Today the Chinese community in Buenos Aires (and I presume all over the world) celebrated the new year, ringing in the Year of the Rabbit. I’d never been to a Chinese New Year celebration before, and thus decided to head up to Barrio Chino in Belgrano. An easy jaunt up the D Line of the Subte, I met up with my Colombian friend Fer, who in classic Latino form was over a half hour late. By 3:45 pm we were crossing under the giant Chinese gate and merging with the throngs of people pushing and shoving. Though Barrio Chino in Buenos Aires is small (just a few blocks), it is packed with restaurants and supermarkets where you can find imported goods unavailable in most other parts of the city.
Our first goal was to find some food, and fast. We agreed on going to a stand where they sold fried chicken on a stick, but getting there was difficult as we had to push and shove like salmon going upstream. For $8 ARG each we got a stick of fried chicken and a stick of spicy pork. Delicious and satisfying, our next move was to find a restaurant. The only problem is that on this particular day, you’ll have to wait in line to get a table at a restaurant. We walked as far away from the crowds as possible to a little shopping gallery that Fer knew of, and even with less people we had to wait 15 minutes for a table to open up.
We wanted just a spicy chicken dish, spring rolls and a beer, but were told after already giving our order that because it was a busy day we would have to order one dish each. Sharing was not allowed because it was bad for business. Fer was pretty pissed off but I looked at it as a way to get more good food it. We spent a bit more but wound up eating well. Of course we also had to deal with the lousy attention to service, waiting to get an extra plate, followed by getting an extra fork, and no napkins. During our meal a procession suddenly broke through the gallery with gongs and dragon dances. Seated right next to the window, I had a front row seat as I finished my meal.
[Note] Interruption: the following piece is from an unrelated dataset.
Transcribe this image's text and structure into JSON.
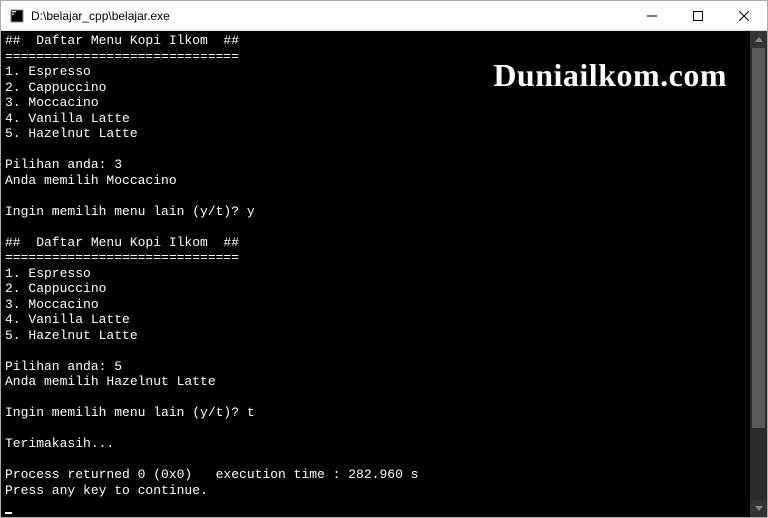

With the meal over we met up with some other friends of Fer’s including Colombians, a Venezuelan, an Argentine and an American. We checked out a Buddhist temple before grabbing a spot on the hill in the barrancas in front of the entrance to Chinatown and relaxed as the day got chillier. The fireworks which were rumored never came, or if they did we left just before they went off. So pros and cons of the day included good food, but of course way too many people. Not a bad Sunday, though.